Unfortunately, the peak load sometimes exceeds this range many times due to the fact that
the motion detector reacts to global changes in illumination and weather conditions at once on all cameras.
The use of professional video analytics for detecting people in the solar station has reduced the average load to 0.010.02 Gbit / s, and the peak load to 0.05 Gbit / s. Thus,
in comparison with the usual motion detector , video analytics reduced the load on the communication channel and cloud storage by more than 40 times.
Local video storage on the flash card in the camera or on the hard disk in the server gateway (gateway) on the subscriber side allows you to more efficiently use the outgoing channel due to data buffering. When a video analytics event occurs, the camera or local gateway server records video in local memory, which is then transferred to the cloud storage via an available communication channel. For such an event recording mode, the recording speed may be higher than the video data transfer speed limit.
Local storage is also a means of ensuring the fault tolerance of the video surveillance system in case of a temporary disconnection of the communication channel between the camera (local server) and the cloud application.
An example of a more complex way to apply video analytics as part of a VSaaS application is the video data ranking technology developed by
Synesis . Here, video transmission via communication channels with limited bandwidth does not occur at the expense of video quality, as in simple DVRs, but due to the priority transmission of the most important information for the user, and the priority of video fragments is automatically determined by video analytics. This approach also improves the efficiency of the use of cloud disk space: the storage time for video data in a local storage or cloud may depend on their importance.
In conclusion, we consider the main differences between the classical video management system (VMS) and the cloud application for the provision of the VSaaS service:
- VSaaS involves the use of more complex technologies to control the communication channel between the object of observation and the cloud, as well as between the cloud and the subscriber. It is necessary to take into account restrictions on the speed of transmission, as well as the presence of complex topologies with address translation (NAT) and firewalls.
- VMS assumes the presence of permanent operators in front of monitors of security television, while VSaaS subscribers most often connect to the system through the browser only after receiving an alarm message or for analyzing the video archive (reports).
- As a consequence of points 1 and 2, video analytics play a more important role in VSaaS than VMS. Video analytics is used to control data transmission, generating alarm messages and reports.

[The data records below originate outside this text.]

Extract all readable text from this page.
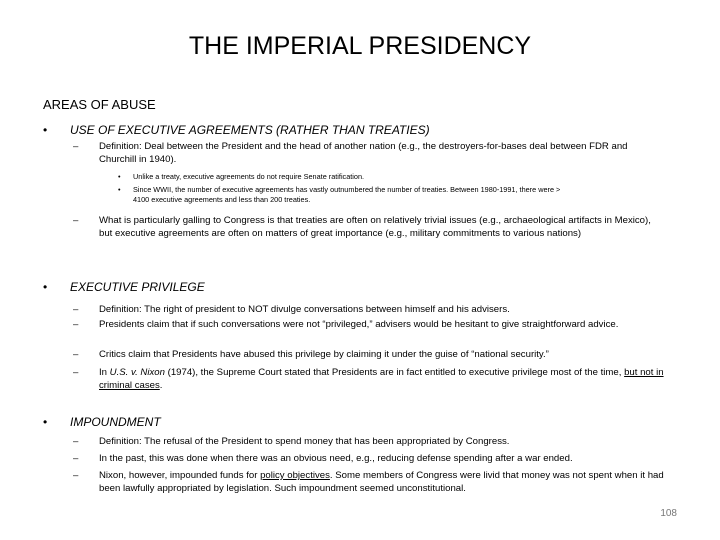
THE IMPERIAL PRESIDENCY
AREAS OF ABUSE
•	USE OF EXECUTIVE AGREEMENTS (RATHER THAN TREATIES)
– Definition: Deal between the President and the head of another nation (e.g., the destroyers-for-bases deal between FDR and Churchill in 1940).
• Unlike a treaty, executive agreements do not require Senate ratification.
• Since WWII, the number of executive agreements has vastly outnumbered the number of treaties. Between 1980-1991, there were > 4100 executive agreements and less than 200 treaties.
– What is particularly galling to Congress is that treaties are often on relatively trivial issues (e.g., archaeological artifacts in Mexico), but executive agreements are often on matters of great importance (e.g., military commitments to various nations)
•	EXECUTIVE PRIVILEGE
– Definition: The right of president to NOT divulge conversations between himself and his advisers.
– Presidents claim that if such conversations were not “privileged,” advisers would be hesitant to give straightforward advice.
– Critics claim that Presidents have abused this privilege by claiming it under the guise of “national security.”
– In U.S. v. Nixon (1974), the Supreme Court stated that Presidents are in fact entitled to executive privilege most of the time, but not in criminal cases.
•	IMPOUNDMENT
– Definition: The refusal of the President to spend money that has been appropriated by Congress.
– In the past, this was done when there was an obvious need, e.g., reducing defense spending after a war ended.
– Nixon, however, impounded funds for policy objectives. Some members of Congress were livid that money was not spent when it had been lawfully appropriated by legislation. Such impoundment seemed unconstitutional.
108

- The VSaaS user interface should be implemented on the basis of a browser or mobile phone, while VMS often uses installable applications.
- Local storage support is more important in VSaaS applications than VMS.
- VSaaS should serve significantly more users and cameras than VMS.
- As a rule, VMS applications are configured by professional system integrators, and VSaaS applications are end users, which place higher demands on the simplicity of the VSaaS interface.
- VSaaS service operators and / or their subscribers are more sensitive to the cost of the final equipment (cameras, local video servers) than VMS users.
The article assumes that cloud infrastructure is used to provide VSaaS or “Video analytics as a service”. Some categories of users will prefer dedicated servers. The considered findings apply equally to cloud and dedicated server application allocations.